Cristallisant la volonté de l’État de poursuivre le processus de recouvrement de sa souveraineté, la nationalisation des hydrocarbures en février 1971 a marqué un tournant capital. Avec plus de 400 milliards d’euros versés au Trésor algérien ces dix dernières années et plus de 37 milliards durant le seul exercice 2011, la manne pétrolière continue de jouer un rôle de premier plan dans le développement économique et humain.
Il faut notamment financer la gratuité des soins médicaux et la généralisation des campagnes de vaccination, qui ont contribué à améliorer la santé des populations, avec pour conséquences un fort recul de la mortalité infantile et une hausse sensible de l’espérance de vie, passée de 55 ans en 1977 à plus de 76 ans en 2012.
Ressources humaines
Échaudée par le départ massif des cadres français, la génération de la guerre de libération – encore aux affaires un demi-siècle après l’indépendance – a misé sur les ressources humaines.
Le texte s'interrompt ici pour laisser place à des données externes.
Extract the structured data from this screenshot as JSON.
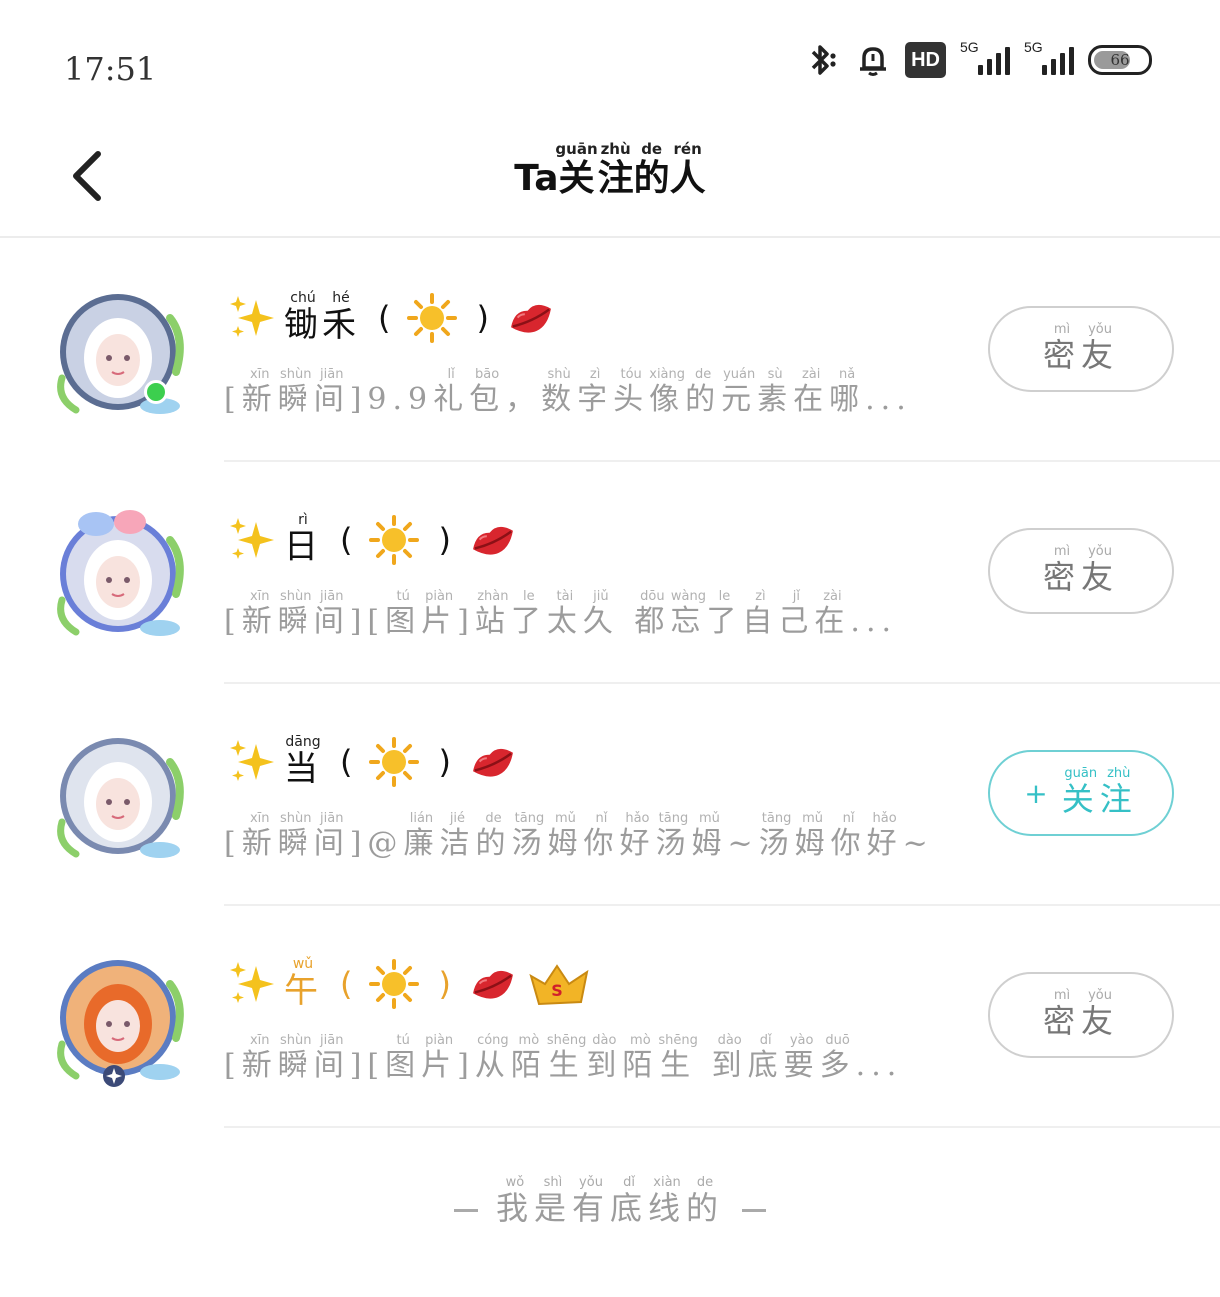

Le taux de scolarisation est passé de quelque 45 % lors du premier recensement général de la population et de l’habitat (RGPH) en 1966 à plus de 91 % en 2008 (dernier RGPH). Le pays comptait 2 263 écoles à la rentrée scolaire de 1962, il en dénombre 17 790 actuellement. Quant aux effectifs étudiants, ils sont passés de 2 800 inscrits en 1962-1963 à 1,2 million en 2011-2012.
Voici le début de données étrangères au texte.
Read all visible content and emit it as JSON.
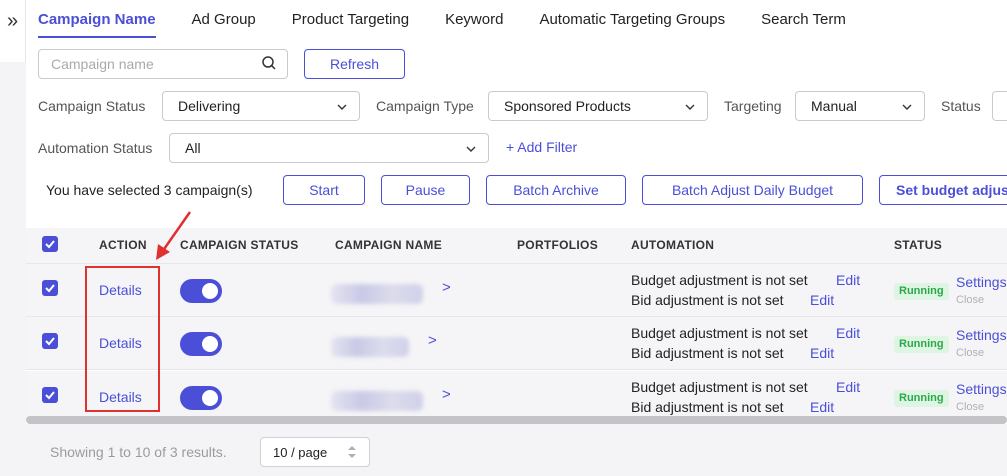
{
  "sidebar_toggle": {
    "glyph": "»"
  },
  "tabs": [
    {
      "label": "Campaign Name",
      "active": true
    },
    {
      "label": "Ad Group",
      "active": false
    },
    {
      "label": "Product Targeting",
      "active": false
    },
    {
      "label": "Keyword",
      "active": false
    },
    {
      "label": "Automatic Targeting Groups",
      "active": false
    },
    {
      "label": "Search Term",
      "active": false
    }
  ],
  "search": {
    "placeholder": "Campaign name",
    "icon": "search-icon"
  },
  "refresh_label": "Refresh",
  "filters": {
    "campaign_status": {
      "label": "Campaign Status",
      "value": "Delivering"
    },
    "campaign_type": {
      "label": "Campaign Type",
      "value": "Sponsored Products"
    },
    "targeting": {
      "label": "Targeting",
      "value": "Manual"
    },
    "status": {
      "label": "Status",
      "value": ""
    },
    "automation_status": {
      "label": "Automation Status",
      "value": "All"
    },
    "add_filter": "+ Add Filter"
  },
  "selection": {
    "text": "You have selected 3 campaign(s)",
    "buttons": [
      "Start",
      "Pause",
      "Batch Archive",
      "Batch Adjust Daily Budget",
      "Set budget adjus"
    ]
  },
  "table": {
    "columns": [
      "ACTION",
      "CAMPAIGN STATUS",
      "CAMPAIGN NAME",
      "PORTFOLIOS",
      "AUTOMATION",
      "STATUS"
    ],
    "rows": [
      {
        "checked": true,
        "action": "Details",
        "enabled": true,
        "campaign_name": "",
        "budget_text": "Budget adjustment is not set",
        "bid_text": "Bid adjustment is not set",
        "edit": "Edit",
        "status": "Running",
        "settings": "Settings",
        "close": "Close"
      },
      {
        "checked": true,
        "action": "Details",
        "enabled": true,
        "campaign_name": "",
        "budget_text": "Budget adjustment is not set",
        "bid_text": "Bid adjustment is not set",
        "edit": "Edit",
        "status": "Running",
        "settings": "Settings",
        "close": "Close"
      },
      {
        "checked": true,
        "action": "Details",
        "enabled": true,
        "campaign_name": "",
        "budget_text": "Budget adjustment is not set",
        "bid_text": "Bid adjustment is not set",
        "edit": "Edit",
        "status": "Running",
        "settings": "Settings",
        "close": "Close"
      }
    ]
  },
  "footer": {
    "showing": "Showing 1 to 10 of 3 results.",
    "page_size": "10 / page"
  },
  "colors": {
    "accent": "#4b4fd8",
    "running_bg": "#dff5e3",
    "running_text": "#2aa84a",
    "annotation": "#e03030"
  }
}
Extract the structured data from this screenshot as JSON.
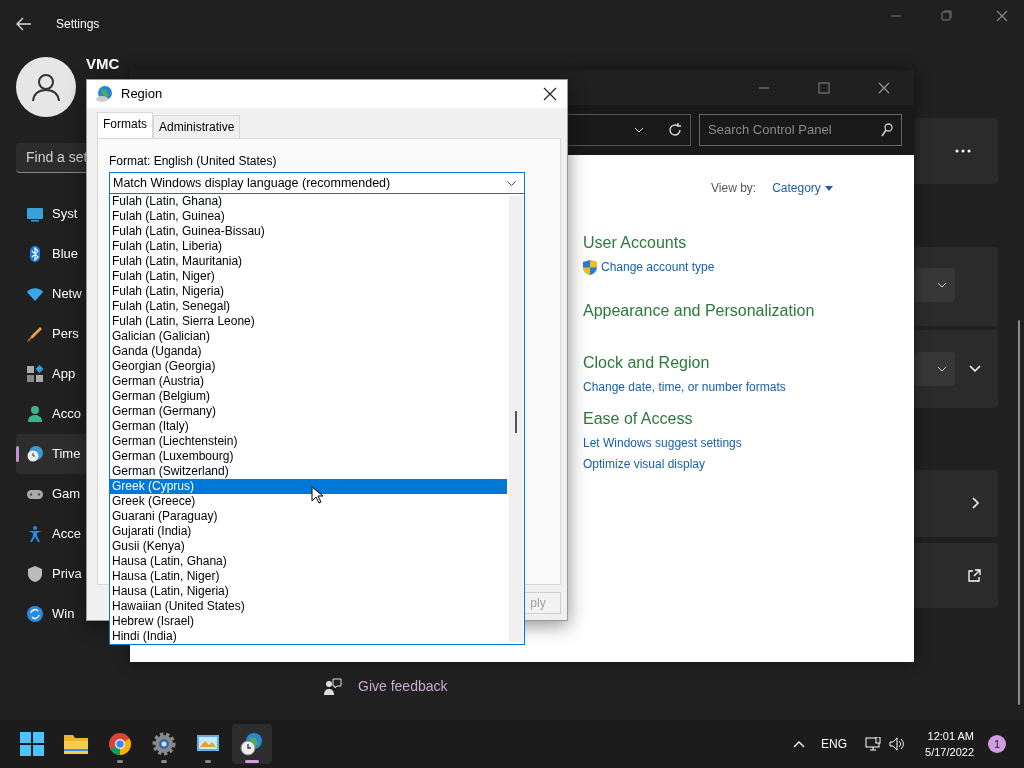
{
  "settings": {
    "title": "Settings",
    "user_name": "VMC",
    "search_placeholder": "Find a set",
    "feedback": "Give feedback",
    "nav_items": [
      {
        "label": "Syst",
        "selected": false
      },
      {
        "label": "Blue",
        "selected": false
      },
      {
        "label": "Netw",
        "selected": false
      },
      {
        "label": "Pers",
        "selected": false
      },
      {
        "label": "App",
        "selected": false
      },
      {
        "label": "Acco",
        "selected": false
      },
      {
        "label": "Time",
        "selected": true
      },
      {
        "label": "Gam",
        "selected": false
      },
      {
        "label": "Acce",
        "selected": false
      },
      {
        "label": "Priva",
        "selected": false
      },
      {
        "label": "Win",
        "selected": false
      }
    ]
  },
  "control_panel": {
    "search_placeholder": "Search Control Panel",
    "view_by_label": "View by:",
    "view_by_value": "Category",
    "categories": [
      {
        "title": "User Accounts",
        "links": [
          {
            "text": "Change account type",
            "kind": "admin"
          }
        ]
      },
      {
        "title": "Appearance and Personalization"
      },
      {
        "title": "Clock and Region",
        "links": [
          {
            "text": "Change date, time, or number formats",
            "kind": "plain"
          }
        ]
      },
      {
        "title": "Ease of Access",
        "links": [
          {
            "text": "Let Windows suggest settings",
            "kind": "plain"
          },
          {
            "text": "Optimize visual display",
            "kind": "plain"
          }
        ]
      }
    ]
  },
  "region_dialog": {
    "title": "Region",
    "tabs": [
      {
        "label": "Formats",
        "selected": true
      },
      {
        "label": "Administrative",
        "selected": false
      }
    ],
    "format_label": "Format: English (United States)",
    "format_value": "Match Windows display language (recommended)",
    "options": [
      {
        "label": "Fulah (Latin, Ghana)",
        "selected": false
      },
      {
        "label": "Fulah (Latin, Guinea)",
        "selected": false
      },
      {
        "label": "Fulah (Latin, Guinea-Bissau)",
        "selected": false
      },
      {
        "label": "Fulah (Latin, Liberia)",
        "selected": false
      },
      {
        "label": "Fulah (Latin, Mauritania)",
        "selected": false
      },
      {
        "label": "Fulah (Latin, Niger)",
        "selected": false
      },
      {
        "label": "Fulah (Latin, Nigeria)",
        "selected": false
      },
      {
        "label": "Fulah (Latin, Senegal)",
        "selected": false
      },
      {
        "label": "Fulah (Latin, Sierra Leone)",
        "selected": false
      },
      {
        "label": "Galician (Galician)",
        "selected": false
      },
      {
        "label": "Ganda (Uganda)",
        "selected": false
      },
      {
        "label": "Georgian (Georgia)",
        "selected": false
      },
      {
        "label": "German (Austria)",
        "selected": false
      },
      {
        "label": "German (Belgium)",
        "selected": false
      },
      {
        "label": "German (Germany)",
        "selected": false
      },
      {
        "label": "German (Italy)",
        "selected": false
      },
      {
        "label": "German (Liechtenstein)",
        "selected": false
      },
      {
        "label": "German (Luxembourg)",
        "selected": false
      },
      {
        "label": "German (Switzerland)",
        "selected": false
      },
      {
        "label": "Greek (Cyprus)",
        "selected": true
      },
      {
        "label": "Greek (Greece)",
        "selected": false
      },
      {
        "label": "Guarani (Paraguay)",
        "selected": false
      },
      {
        "label": "Gujarati (India)",
        "selected": false
      },
      {
        "label": "Gusii (Kenya)",
        "selected": false
      },
      {
        "label": "Hausa (Latin, Ghana)",
        "selected": false
      },
      {
        "label": "Hausa (Latin, Niger)",
        "selected": false
      },
      {
        "label": "Hausa (Latin, Nigeria)",
        "selected": false
      },
      {
        "label": "Hawaiian (United States)",
        "selected": false
      },
      {
        "label": "Hebrew (Israel)",
        "selected": false
      },
      {
        "label": "Hindi (India)",
        "selected": false
      }
    ],
    "apply_button": "ply"
  },
  "taskbar": {
    "apps": [
      {
        "kind": "start",
        "running": false,
        "selected": false
      },
      {
        "kind": "folder",
        "running": false,
        "selected": false
      },
      {
        "kind": "browser",
        "running": true,
        "selected": false
      },
      {
        "kind": "settings",
        "running": true,
        "selected": false
      },
      {
        "kind": "control",
        "running": true,
        "selected": false
      },
      {
        "kind": "region",
        "running": true,
        "selected": true
      }
    ],
    "language": "ENG",
    "time": "12:01 AM",
    "date": "5/17/2022",
    "notification_count": "1"
  }
}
La politique volontariste de scolarisation des filles a par ailleurs réussi à battre en brèche les pesanteurs conservatrices, notamment en milieu rural. Dès 2004, l’Algérie a dépassé le ratio de 87 filles scolarisées pour 100 garçons, fixé comme but à l’horizon 2015 par le Programme des Nations unies pour le développement (Pnud) dans ses Objectifs du millénaire pour le développement (OMD). Mieux : les jeunes femmes constituent désormais près de 60 % des nouveaux diplômés de l’université algérienne, d’où une féminisation des différents métiers et de l’élite : elles sont majoritaires dans l’enseignement, la santé, la presse (avec des taux dépassant 60 %), représentent 30 % des magistrats du siège et, depuis les législatives de mai, 31 % des députés. Toutefois, les hautes sphères de l’État et de l’administration demeurent très machistes, avec, par exemple, une seule femme wali (préfet) sur 48.
Malgré ces indicateurs de développement plutôt positifs et les sommes considérables investies dans les infrastructures (voir infographies), les Algériens ne semblent pas satisfaits de leur sort. En particulier les plus jeunes, qui ont toutes les peines du monde à trouver un logement et, pour certains, un emploi. Car si, depuis le milieu des années 1960, le taux de chômage a été divisé par trois (passant de près de 33 % à 10 % de la population active en 2010), il reste relativement élevé, à 21,5 % chez les 16-24 ans. À l’instar de ces jeunes désenchantés, beaucoup d’Algériens, de 7 à 77 ans, se prennent à rêver de changer de pays. Mais une chose est sûre : il serait difficile de trouver un Algérien nostalgique de l’Algérie française.